The skyline of Sarajevo is full of Minarets and Orthodox cathedrals with this Mosque just outside of the Old City, on a wet and dreary day.
I stayed at a very nice youth hostel set in an old building with hardwood floors, high ceilings and a comfortable atmosphere. The nice thing about hostels is you get to meet people from around the world and they are often located in the heart of a City.

On Tuesday morning I made my way to the train station with my bike. Travelling by bike is great as long as you are actually on it but once you have to move using other modes, it becomes a challenge. I had to carry the bike up 2 flights of steps (I lightened my load a bit so now can actually lift it off the ground) and then sat in front of a train marked for Bucharest (Romania). I was going to Belgrade (Serbia) but was assured this was the right train by someone who did not work at the railway station so I knew I could trust them. I find the people at airports or other public service buildings are not that helpful and often are less informed than those who actually use the facilities. It was amusing to see the line of people all asking the same question about the destination. You would think it would be a pretty simple task to put the name Belgrade either on the platform signs or on the train itself but that was not the case. I waited for instructions on where to put my bike but no one was around so I just picked a spot in the rear of the train, hauled my bike and bags up and found a seat. No one questioned me but I did have to pay extra for the bike. I only had euros as I gave my last Bosnian Marks to a young child outside a grocery store on my way to the train station. The boy was so excited that he ran beside me yelling "good-bye" for a few minutes. He was probably 6 years old and you have to wonder what his future holds if he is on the street begging at that age. The train employee wrote out a receipt for 5 km (Bosnian is not on the Euro but have their own currency, the Mark) but I only had euros so paid him 5 euros. He smiled to himself as he just more than doubled the costs and I am pretty sure he will pocket the difference.

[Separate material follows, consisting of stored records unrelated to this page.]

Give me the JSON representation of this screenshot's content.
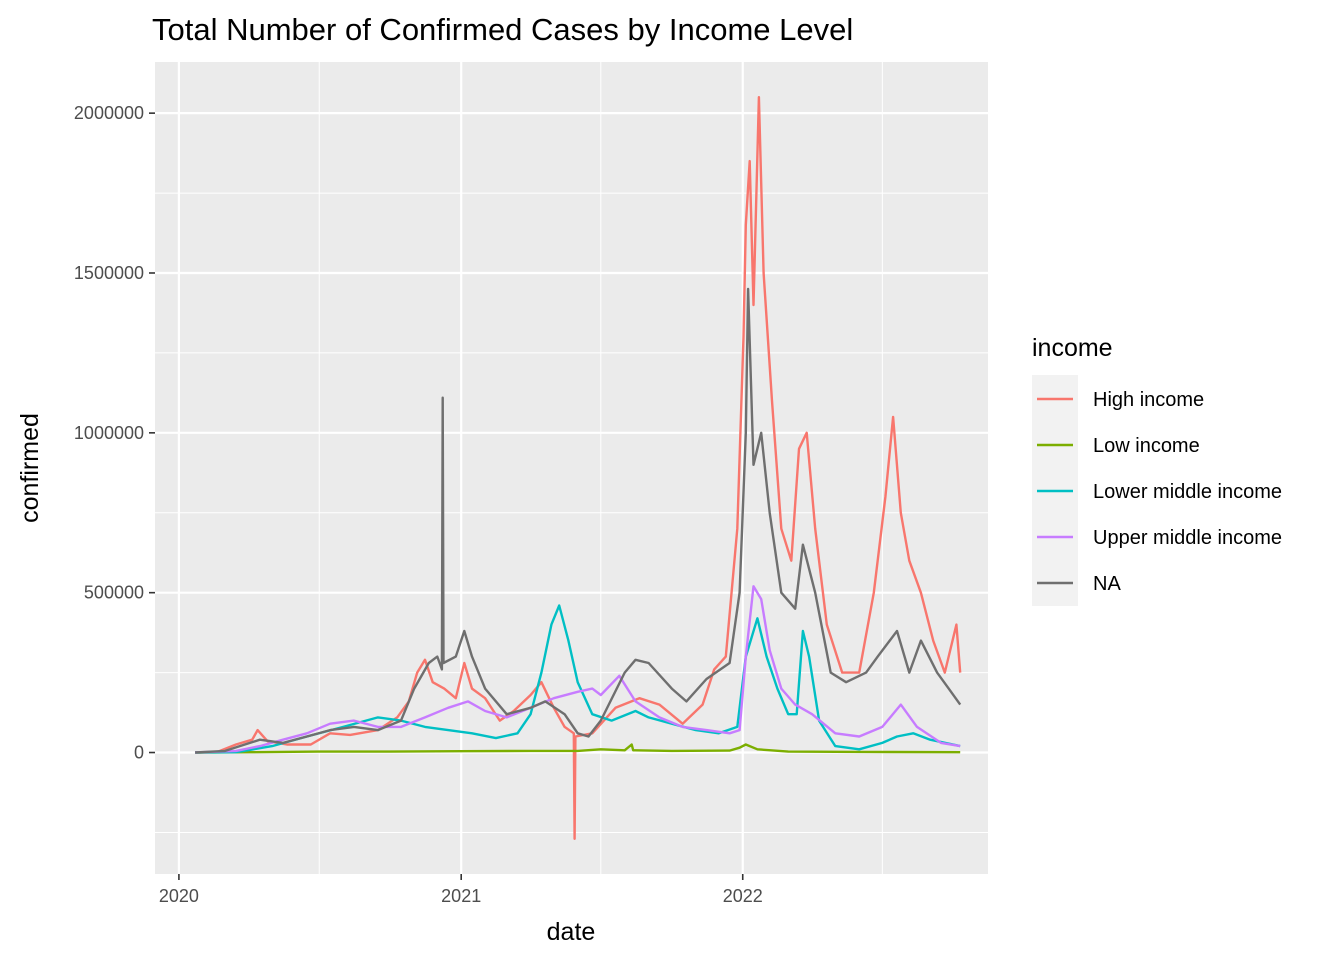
{
  "chart_data": {
    "type": "line",
    "title": "Total Number of Confirmed Cases by Income Level",
    "xlabel": "date",
    "ylabel": "confirmed",
    "x_ticks": [
      "2020",
      "2021",
      "2022"
    ],
    "y_ticks": [
      0,
      500000,
      1000000,
      1500000,
      2000000
    ],
    "y_tick_labels": [
      "0",
      "500000",
      "1000000",
      "1500000",
      "2000000"
    ],
    "xlim": [
      "2019-12-01",
      "2022-11-15"
    ],
    "ylim": [
      -380000,
      2160000
    ],
    "grid": true,
    "legend": {
      "title": "income",
      "position": "right"
    },
    "series": [
      {
        "name": "High income",
        "color": "#F8766D",
        "points": [
          [
            "2020-01-22",
            0
          ],
          [
            "2020-02-20",
            2000
          ],
          [
            "2020-03-15",
            25000
          ],
          [
            "2020-04-05",
            40000
          ],
          [
            "2020-04-12",
            70000
          ],
          [
            "2020-04-25",
            35000
          ],
          [
            "2020-05-20",
            25000
          ],
          [
            "2020-06-20",
            25000
          ],
          [
            "2020-07-15",
            60000
          ],
          [
            "2020-08-10",
            55000
          ],
          [
            "2020-09-15",
            70000
          ],
          [
            "2020-10-10",
            110000
          ],
          [
            "2020-10-25",
            160000
          ],
          [
            "2020-11-05",
            250000
          ],
          [
            "2020-11-15",
            290000
          ],
          [
            "2020-11-25",
            220000
          ],
          [
            "2020-12-10",
            200000
          ],
          [
            "2020-12-25",
            170000
          ],
          [
            "2021-01-05",
            280000
          ],
          [
            "2021-01-15",
            200000
          ],
          [
            "2021-02-01",
            170000
          ],
          [
            "2021-02-20",
            100000
          ],
          [
            "2021-03-10",
            130000
          ],
          [
            "2021-04-01",
            180000
          ],
          [
            "2021-04-15",
            220000
          ],
          [
            "2021-05-01",
            140000
          ],
          [
            "2021-05-15",
            80000
          ],
          [
            "2021-05-27",
            60000
          ],
          [
            "2021-05-28",
            -270000
          ],
          [
            "2021-05-29",
            50000
          ],
          [
            "2021-06-20",
            60000
          ],
          [
            "2021-07-20",
            140000
          ],
          [
            "2021-08-20",
            170000
          ],
          [
            "2021-09-15",
            150000
          ],
          [
            "2021-10-15",
            90000
          ],
          [
            "2021-11-10",
            150000
          ],
          [
            "2021-11-25",
            260000
          ],
          [
            "2021-12-10",
            300000
          ],
          [
            "2021-12-25",
            700000
          ],
          [
            "2022-01-02",
            1300000
          ],
          [
            "2022-01-05",
            1650000
          ],
          [
            "2022-01-10",
            1850000
          ],
          [
            "2022-01-15",
            1400000
          ],
          [
            "2022-01-22",
            2050000
          ],
          [
            "2022-01-28",
            1500000
          ],
          [
            "2022-02-08",
            1100000
          ],
          [
            "2022-02-20",
            700000
          ],
          [
            "2022-03-05",
            600000
          ],
          [
            "2022-03-15",
            950000
          ],
          [
            "2022-03-25",
            1000000
          ],
          [
            "2022-04-05",
            700000
          ],
          [
            "2022-04-20",
            400000
          ],
          [
            "2022-05-10",
            250000
          ],
          [
            "2022-06-01",
            250000
          ],
          [
            "2022-06-20",
            500000
          ],
          [
            "2022-07-05",
            800000
          ],
          [
            "2022-07-15",
            1050000
          ],
          [
            "2022-07-25",
            750000
          ],
          [
            "2022-08-05",
            600000
          ],
          [
            "2022-08-20",
            500000
          ],
          [
            "2022-09-05",
            350000
          ],
          [
            "2022-09-20",
            250000
          ],
          [
            "2022-10-05",
            400000
          ],
          [
            "2022-10-10",
            250000
          ]
        ]
      },
      {
        "name": "Low income",
        "color": "#7CAE00",
        "points": [
          [
            "2020-01-22",
            0
          ],
          [
            "2020-04-01",
            1000
          ],
          [
            "2020-07-01",
            3000
          ],
          [
            "2020-10-01",
            3000
          ],
          [
            "2021-01-01",
            4000
          ],
          [
            "2021-04-01",
            5000
          ],
          [
            "2021-06-01",
            5000
          ],
          [
            "2021-07-01",
            10000
          ],
          [
            "2021-08-01",
            7000
          ],
          [
            "2021-08-10",
            25000
          ],
          [
            "2021-08-12",
            7000
          ],
          [
            "2021-10-01",
            5000
          ],
          [
            "2021-12-15",
            6000
          ],
          [
            "2021-12-28",
            15000
          ],
          [
            "2022-01-05",
            25000
          ],
          [
            "2022-01-20",
            10000
          ],
          [
            "2022-03-01",
            3000
          ],
          [
            "2022-06-01",
            2000
          ],
          [
            "2022-10-10",
            1000
          ]
        ]
      },
      {
        "name": "Lower middle income",
        "color": "#00BFC4",
        "points": [
          [
            "2020-01-22",
            0
          ],
          [
            "2020-03-15",
            1000
          ],
          [
            "2020-05-01",
            20000
          ],
          [
            "2020-06-15",
            50000
          ],
          [
            "2020-08-01",
            80000
          ],
          [
            "2020-09-15",
            110000
          ],
          [
            "2020-10-15",
            100000
          ],
          [
            "2020-11-15",
            80000
          ],
          [
            "2020-12-15",
            70000
          ],
          [
            "2021-01-15",
            60000
          ],
          [
            "2021-02-15",
            45000
          ],
          [
            "2021-03-15",
            60000
          ],
          [
            "2021-04-01",
            120000
          ],
          [
            "2021-04-15",
            250000
          ],
          [
            "2021-04-28",
            400000
          ],
          [
            "2021-05-08",
            460000
          ],
          [
            "2021-05-20",
            350000
          ],
          [
            "2021-06-01",
            220000
          ],
          [
            "2021-06-20",
            120000
          ],
          [
            "2021-07-15",
            100000
          ],
          [
            "2021-08-15",
            130000
          ],
          [
            "2021-09-01",
            110000
          ],
          [
            "2021-10-01",
            90000
          ],
          [
            "2021-11-01",
            70000
          ],
          [
            "2021-12-01",
            60000
          ],
          [
            "2021-12-25",
            80000
          ],
          [
            "2022-01-05",
            300000
          ],
          [
            "2022-01-20",
            420000
          ],
          [
            "2022-02-01",
            300000
          ],
          [
            "2022-02-15",
            200000
          ],
          [
            "2022-03-01",
            120000
          ],
          [
            "2022-03-12",
            120000
          ],
          [
            "2022-03-20",
            380000
          ],
          [
            "2022-03-28",
            300000
          ],
          [
            "2022-04-10",
            100000
          ],
          [
            "2022-05-01",
            20000
          ],
          [
            "2022-06-01",
            10000
          ],
          [
            "2022-07-01",
            30000
          ],
          [
            "2022-07-20",
            50000
          ],
          [
            "2022-08-10",
            60000
          ],
          [
            "2022-09-01",
            40000
          ],
          [
            "2022-10-10",
            20000
          ]
        ]
      },
      {
        "name": "Upper middle income",
        "color": "#C77CFF",
        "points": [
          [
            "2020-01-22",
            0
          ],
          [
            "2020-03-15",
            5000
          ],
          [
            "2020-04-15",
            20000
          ],
          [
            "2020-05-15",
            40000
          ],
          [
            "2020-06-15",
            60000
          ],
          [
            "2020-07-15",
            90000
          ],
          [
            "2020-08-15",
            100000
          ],
          [
            "2020-09-15",
            80000
          ],
          [
            "2020-10-15",
            80000
          ],
          [
            "2020-11-15",
            110000
          ],
          [
            "2020-12-15",
            140000
          ],
          [
            "2021-01-10",
            160000
          ],
          [
            "2021-02-01",
            130000
          ],
          [
            "2021-03-01",
            110000
          ],
          [
            "2021-04-01",
            140000
          ],
          [
            "2021-05-01",
            170000
          ],
          [
            "2021-06-01",
            190000
          ],
          [
            "2021-06-20",
            200000
          ],
          [
            "2021-07-01",
            180000
          ],
          [
            "2021-07-25",
            240000
          ],
          [
            "2021-08-15",
            160000
          ],
          [
            "2021-09-15",
            110000
          ],
          [
            "2021-10-15",
            80000
          ],
          [
            "2021-11-15",
            70000
          ],
          [
            "2021-12-15",
            60000
          ],
          [
            "2021-12-28",
            70000
          ],
          [
            "2022-01-05",
            300000
          ],
          [
            "2022-01-15",
            520000
          ],
          [
            "2022-01-25",
            480000
          ],
          [
            "2022-02-05",
            320000
          ],
          [
            "2022-02-20",
            200000
          ],
          [
            "2022-03-10",
            150000
          ],
          [
            "2022-04-01",
            120000
          ],
          [
            "2022-05-01",
            60000
          ],
          [
            "2022-06-01",
            50000
          ],
          [
            "2022-07-01",
            80000
          ],
          [
            "2022-07-25",
            150000
          ],
          [
            "2022-08-15",
            80000
          ],
          [
            "2022-09-15",
            30000
          ],
          [
            "2022-10-10",
            20000
          ]
        ]
      },
      {
        "name": "NA",
        "color": "#6F6F6F",
        "points": [
          [
            "2020-01-22",
            0
          ],
          [
            "2020-03-01",
            5000
          ],
          [
            "2020-03-20",
            20000
          ],
          [
            "2020-04-15",
            40000
          ],
          [
            "2020-05-15",
            30000
          ],
          [
            "2020-06-15",
            50000
          ],
          [
            "2020-07-15",
            70000
          ],
          [
            "2020-08-15",
            80000
          ],
          [
            "2020-09-15",
            70000
          ],
          [
            "2020-10-15",
            100000
          ],
          [
            "2020-11-01",
            200000
          ],
          [
            "2020-11-20",
            280000
          ],
          [
            "2020-12-01",
            300000
          ],
          [
            "2020-12-07",
            260000
          ],
          [
            "2020-12-08",
            1110000
          ],
          [
            "2020-12-09",
            280000
          ],
          [
            "2020-12-25",
            300000
          ],
          [
            "2021-01-05",
            380000
          ],
          [
            "2021-01-15",
            300000
          ],
          [
            "2021-02-01",
            200000
          ],
          [
            "2021-03-01",
            120000
          ],
          [
            "2021-04-01",
            140000
          ],
          [
            "2021-04-20",
            160000
          ],
          [
            "2021-05-15",
            120000
          ],
          [
            "2021-06-01",
            60000
          ],
          [
            "2021-06-15",
            50000
          ],
          [
            "2021-07-01",
            100000
          ],
          [
            "2021-08-01",
            250000
          ],
          [
            "2021-08-15",
            290000
          ],
          [
            "2021-09-01",
            280000
          ],
          [
            "2021-10-01",
            200000
          ],
          [
            "2021-10-20",
            160000
          ],
          [
            "2021-11-15",
            230000
          ],
          [
            "2021-12-15",
            280000
          ],
          [
            "2021-12-28",
            500000
          ],
          [
            "2022-01-05",
            1000000
          ],
          [
            "2022-01-08",
            1450000
          ],
          [
            "2022-01-15",
            900000
          ],
          [
            "2022-01-25",
            1000000
          ],
          [
            "2022-02-05",
            750000
          ],
          [
            "2022-02-20",
            500000
          ],
          [
            "2022-03-10",
            450000
          ],
          [
            "2022-03-20",
            650000
          ],
          [
            "2022-04-05",
            500000
          ],
          [
            "2022-04-25",
            250000
          ],
          [
            "2022-05-15",
            220000
          ],
          [
            "2022-06-10",
            250000
          ],
          [
            "2022-06-25",
            300000
          ],
          [
            "2022-07-20",
            380000
          ],
          [
            "2022-08-05",
            250000
          ],
          [
            "2022-08-20",
            350000
          ],
          [
            "2022-09-10",
            250000
          ],
          [
            "2022-09-25",
            200000
          ],
          [
            "2022-10-10",
            150000
          ]
        ]
      }
    ]
  }
}
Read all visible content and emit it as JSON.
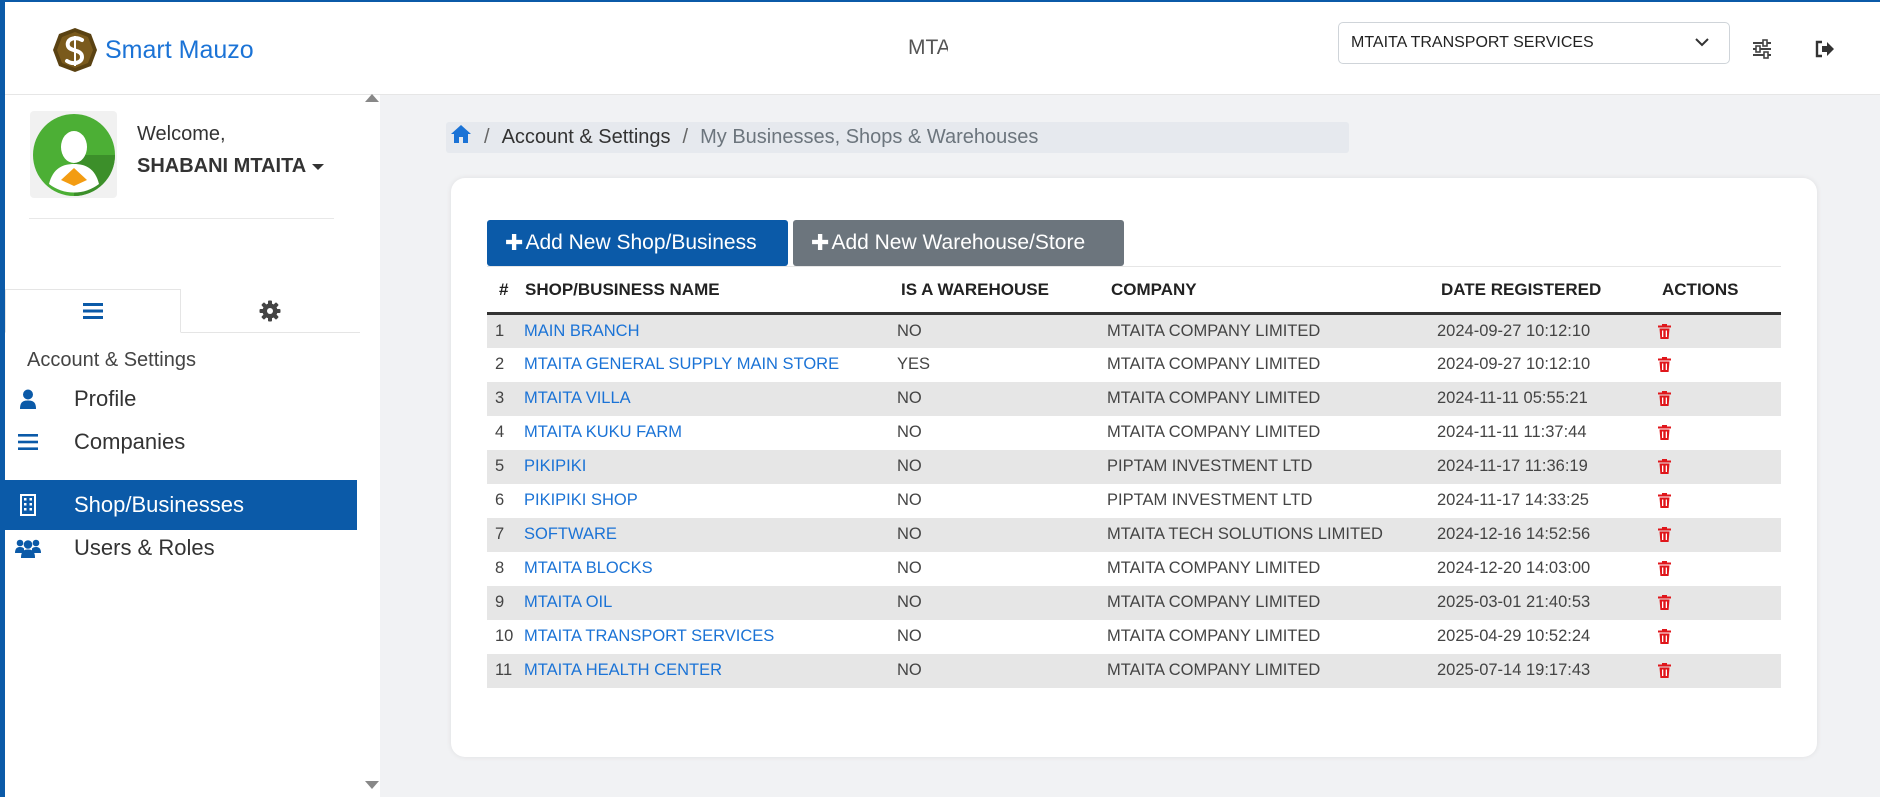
{
  "app": {
    "brand_name": "Smart Mauzo",
    "header_center_text": "MTA"
  },
  "header": {
    "business_select_value": "MTAITA TRANSPORT SERVICES",
    "icons": [
      "sliders-icon",
      "logout-icon"
    ]
  },
  "sidebar": {
    "welcome": "Welcome,",
    "user_name": "SHABANI MTAITA",
    "tabs": [
      "menu-icon",
      "gear-icon"
    ],
    "section_title": "Account & Settings",
    "items": [
      {
        "label": "Profile",
        "icon": "user-icon"
      },
      {
        "label": "Companies",
        "icon": "list-icon"
      },
      {
        "label": "Shop/Businesses",
        "icon": "building-icon",
        "active": true
      },
      {
        "label": "Users & Roles",
        "icon": "users-icon"
      }
    ]
  },
  "breadcrumb": {
    "level1": "Account & Settings",
    "level2": "My Businesses, Shops & Warehouses",
    "separator": "/"
  },
  "actions": {
    "add_shop": "Add New Shop/Business",
    "add_warehouse": "Add New Warehouse/Store",
    "plus": "✚"
  },
  "table": {
    "headers": [
      "#",
      "SHOP/BUSINESS NAME",
      "IS A WAREHOUSE",
      "COMPANY",
      "DATE REGISTERED",
      "ACTIONS"
    ],
    "rows": [
      {
        "no": "1",
        "name": "MAIN BRANCH",
        "warehouse": "NO",
        "company": "MTAITA COMPANY LIMITED",
        "date": "2024-09-27 10:12:10"
      },
      {
        "no": "2",
        "name": "MTAITA GENERAL SUPPLY MAIN STORE",
        "warehouse": "YES",
        "company": "MTAITA COMPANY LIMITED",
        "date": "2024-09-27 10:12:10"
      },
      {
        "no": "3",
        "name": "MTAITA VILLA",
        "warehouse": "NO",
        "company": "MTAITA COMPANY LIMITED",
        "date": "2024-11-11 05:55:21"
      },
      {
        "no": "4",
        "name": "MTAITA KUKU FARM",
        "warehouse": "NO",
        "company": "MTAITA COMPANY LIMITED",
        "date": "2024-11-11 11:37:44"
      },
      {
        "no": "5",
        "name": "PIKIPIKI",
        "warehouse": "NO",
        "company": "PIPTAM INVESTMENT LTD",
        "date": "2024-11-17 11:36:19"
      },
      {
        "no": "6",
        "name": "PIKIPIKI SHOP",
        "warehouse": "NO",
        "company": "PIPTAM INVESTMENT LTD",
        "date": "2024-11-17 14:33:25"
      },
      {
        "no": "7",
        "name": "SOFTWARE",
        "warehouse": "NO",
        "company": "MTAITA TECH SOLUTIONS LIMITED",
        "date": "2024-12-16 14:52:56"
      },
      {
        "no": "8",
        "name": "MTAITA BLOCKS",
        "warehouse": "NO",
        "company": "MTAITA COMPANY LIMITED",
        "date": "2024-12-20 14:03:00"
      },
      {
        "no": "9",
        "name": "MTAITA OIL",
        "warehouse": "NO",
        "company": "MTAITA COMPANY LIMITED",
        "date": "2025-03-01 21:40:53"
      },
      {
        "no": "10",
        "name": "MTAITA TRANSPORT SERVICES",
        "warehouse": "NO",
        "company": "MTAITA COMPANY LIMITED",
        "date": "2025-04-29 10:52:24"
      },
      {
        "no": "11",
        "name": "MTAITA HEALTH CENTER",
        "warehouse": "NO",
        "company": "MTAITA COMPANY LIMITED",
        "date": "2025-07-14 19:17:43"
      }
    ],
    "row_action_icon": "trash-icon"
  },
  "colors": {
    "primary": "#0b5aa8",
    "link": "#1b73d6",
    "secondary": "#6c757d",
    "danger": "#e0161b",
    "row_stripe": "#e6e6e6"
  }
}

On the train I met a man who lived the last 40 years in Toronto and he was travelling with a couple from London, Ontario. He was a professor at Western (my University - go Mustangs) and was sitting in the compartment next to me. At one point he knocked on the window of my compartment and told me the bags on my bike were off and sitting on the floor but I told him I took them off to be able to lift the bike up. He said I should put them back on because "we will soon be in Serbia and they will rob you blind." Hmmm, it seems the Centuries old biases did not end when the peace accords were signed. I was surprised to hear the comments from someone so educated.

I arrived in Belgrade on Tuesday night and found a hostel for 2 nights. I spent Wednesday wandering around parts of the large and not particularly attractive City.